Please use this identifier to cite or link to this item: http://hdl.handle.net/10609/139287
Title: Interaction designers' perceptions of using motion-based full-body features
Author: Escamilla Pinilla, Antonio
Melenchón Maldonado, Javier
Monzo Sánchez, Carlos
Morán Moreno, José Antonio
Others: Universitat Oberta de Catalunya (UOC)
Keywords: motion-based feature extraction
full-body interaction
interaction designers' perception
designer-interpretable feature
Issue Date: 2-Nov-2021
Publisher: International Journal of Human-Computer Studies
Citation: Escamilla, A.; Melenchón, J.; Monzo, C.; Morán, J.A. (2021). Interaction designers¿ perceptions of using motion-based full-body features. International Journal of Human-Computer Studies, 155. https://doi.org/10.1016/j.ijhcs.2021.102697
Published in: 155;
Abstract: Movement-based full-body interactions are increasingly being used in the design of interactive spaces, computer-mediated environments, and virtual user experiences due to the development and availability of diverse sensing technologies. In this context, the role of interaction designers is to find systematic and predictable relationships between bodily actions and the corresponding responses from technology.
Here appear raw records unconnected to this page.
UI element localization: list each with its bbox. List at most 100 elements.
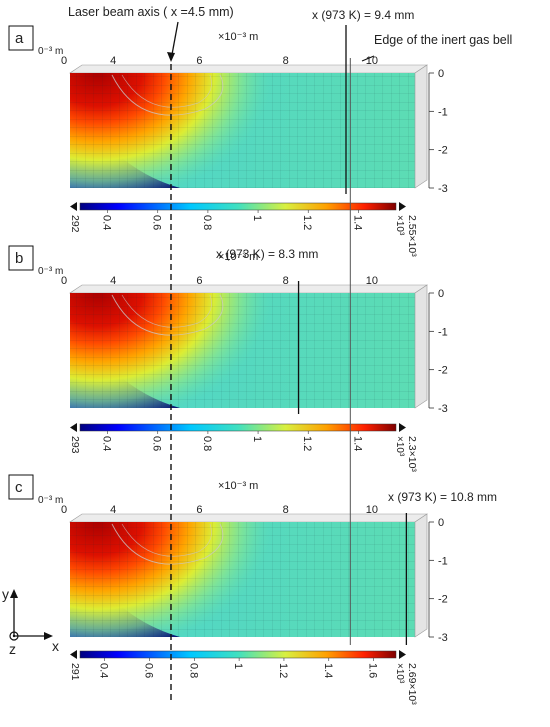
panel-label: c [15, 479, 23, 496]
colorbar-tick-label: 1.4 [351, 436, 363, 451]
colorbar-tick-label: 0.8 [187, 663, 199, 678]
y-tick-label: -1 [438, 555, 448, 567]
y-tick-label: 0 [438, 68, 444, 80]
colorbar-min-label: 293 [69, 436, 81, 454]
x-prefix-label: 0⁻³ m [38, 46, 63, 57]
melt-pool-contour [111, 74, 224, 116]
colorbar-tick-label: 0.4 [101, 436, 113, 451]
plate-side-face [414, 64, 428, 189]
panel-b: b ×10⁻³ m0⁻³ m0 4 6 8 100-1-2-3x (973 K) = 8.… [8, 245, 448, 472]
panel-c: c ×10⁻³ m0⁻³ m0 4 6 8 100-1-2-3x (973 K) = 10… [8, 474, 497, 705]
colorbar-exponent: ×10³ [394, 663, 405, 684]
mesh-grid [70, 73, 415, 188]
y-tick-label: -2 [438, 145, 448, 157]
colorbar-exponent: ×10³ [394, 215, 405, 236]
colorbar-min-label: 292 [69, 215, 81, 233]
y-tick-label: -1 [438, 106, 448, 118]
y-tick-label: 0 [438, 517, 444, 529]
y-tick-label: 0 [438, 288, 444, 300]
colorbar-max-label: 2.55×10³ [406, 215, 418, 257]
triad-x-label: x [52, 638, 59, 654]
melt-pool-contour [111, 294, 224, 336]
plate-side-face [414, 513, 428, 638]
colorbar-exponent: ×10³ [394, 436, 405, 457]
plate-side-face [414, 284, 428, 409]
y-tick-label: -2 [438, 365, 448, 377]
y-tick-label: -3 [438, 183, 448, 195]
x-tick-label: 10 [366, 504, 378, 516]
panel-label-box [8, 245, 34, 271]
colorbar-tick-label: 0.4 [98, 663, 110, 678]
y-tick-label: -1 [438, 326, 448, 338]
isotherm-973k-label: x (973 K) = 10.8 mm [388, 490, 497, 504]
colorbar-tick-label: 0.6 [142, 663, 154, 678]
x-unit-label: ×10⁻³ m [218, 31, 258, 43]
mesh-grid [70, 293, 415, 408]
x-tick-label: 6 [196, 504, 202, 516]
colorbar-min-marker [70, 202, 77, 211]
plate-top-face [69, 513, 428, 523]
colorbar-max-label: 2.3×10³ [406, 436, 418, 472]
melt-pool-contour [121, 74, 212, 108]
isotherm-973k-label: x (973 K) = 8.3 mm [216, 247, 318, 261]
melt-pool-contour [121, 294, 212, 328]
x-tick-label: 8 [283, 55, 289, 67]
colorbar-tick-label: 0.6 [151, 436, 163, 451]
colorbar-tick-label: 1.4 [351, 215, 363, 230]
y-tick-label: -2 [438, 594, 448, 606]
x-tick-label: 4 [110, 275, 116, 287]
melt-pool-contour [111, 523, 224, 565]
panel-label: a [15, 30, 24, 47]
colorbar-tick-label: 1.2 [301, 436, 313, 451]
x-tick-label: 10 [366, 275, 378, 287]
colorbar-tick-label: 0.8 [201, 436, 213, 451]
x-prefix-label: 0⁻³ m [38, 495, 63, 506]
panel-label-box [8, 474, 34, 500]
x-tick-label: 0 [61, 55, 67, 67]
x-tick-label: 4 [110, 504, 116, 516]
x-tick-label: 8 [283, 275, 289, 287]
x-tick-label: 0 [61, 275, 67, 287]
x-tick-label: 4 [110, 55, 116, 67]
gas-bell-arrow [361, 55, 375, 62]
axis-triad: y x z [2, 586, 59, 657]
panel-label-box [8, 25, 34, 51]
triad-z-label: z [9, 641, 16, 657]
y-tick-label: -3 [438, 632, 448, 644]
melt-pool-contour [121, 523, 212, 557]
colorbar-tick-label: 1.2 [301, 215, 313, 230]
plate-top-face [69, 64, 428, 74]
colorbar-tick-label: 1 [251, 436, 263, 442]
triad-y-label: y [2, 586, 9, 602]
laser-axis-arrowhead [167, 52, 175, 62]
colorbar-tick-label: 1.2 [277, 663, 289, 678]
gas-bell-label: Edge of the inert gas bell [374, 33, 512, 47]
colorbar-tick-label: 1 [251, 215, 263, 221]
colorbar-tick-label: 0.8 [201, 215, 213, 230]
laser-axis-label: Laser beam axis ( x =4.5 mm) [68, 5, 234, 19]
plate-top-face [69, 284, 428, 294]
colorbar-min-label: 291 [69, 663, 81, 681]
x-tick-label: 6 [196, 275, 202, 287]
colorbar-tick-label: 0.4 [101, 215, 113, 230]
colorbar [79, 650, 397, 659]
isotherm-973k-label: x (973 K) = 9.4 mm [312, 8, 414, 22]
x-tick-label: 8 [283, 504, 289, 516]
colorbar-min-marker [70, 423, 77, 432]
x-tick-label: 6 [196, 55, 202, 67]
colorbar-max-marker [399, 202, 406, 211]
colorbar-tick-label: 0.6 [151, 215, 163, 230]
panel-label: b [15, 250, 23, 267]
colorbar-tick-label: 1.6 [367, 663, 379, 678]
x-prefix-label: 0⁻³ m [38, 266, 63, 277]
colorbar-min-marker [70, 650, 77, 659]
x-tick-label: 0 [61, 504, 67, 516]
x-tick-label: 10 [366, 55, 378, 67]
x-unit-label: ×10⁻³ m [218, 251, 258, 263]
colorbar-tick-label: 1.4 [322, 663, 334, 678]
colorbar-max-label: 2.69×10³ [406, 663, 418, 705]
colorbar-max-marker [399, 423, 406, 432]
colorbar-max-marker [399, 650, 406, 659]
colorbar [79, 202, 397, 211]
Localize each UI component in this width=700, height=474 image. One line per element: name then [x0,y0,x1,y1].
Sensor-based interaction design relies on sensor data analysis and higher-level feature extraction to improve detection capabilities. However, understanding human movement to inform the design of motion-based interactions is not straightforward if the detection capabilities of interaction technologies are unknown. We aim at understanding the problems and opportunities that practitioners-regardless of their technical background-perceive in using different motion-based full-body features. To achieve this, we conducted four separate focus groups with experienced practitioners, with and without technical backgrounds. We used a framework for the analysis of focus group data in information systems research to identify content areas and draw conclusions. Our findings suggest that most interaction designers, regardless of their technical background, consider motion-based feature extraction to be challenging and time-consuming. However, participants acknowledge they might use designer-interpretable features as a potential tool to foster user behavior exploration. Understanding how practitioners link sensor-based interaction design with feature extraction technology is relevant to design computational tools and reduce the technical effort required from designers to characterize the user's movement.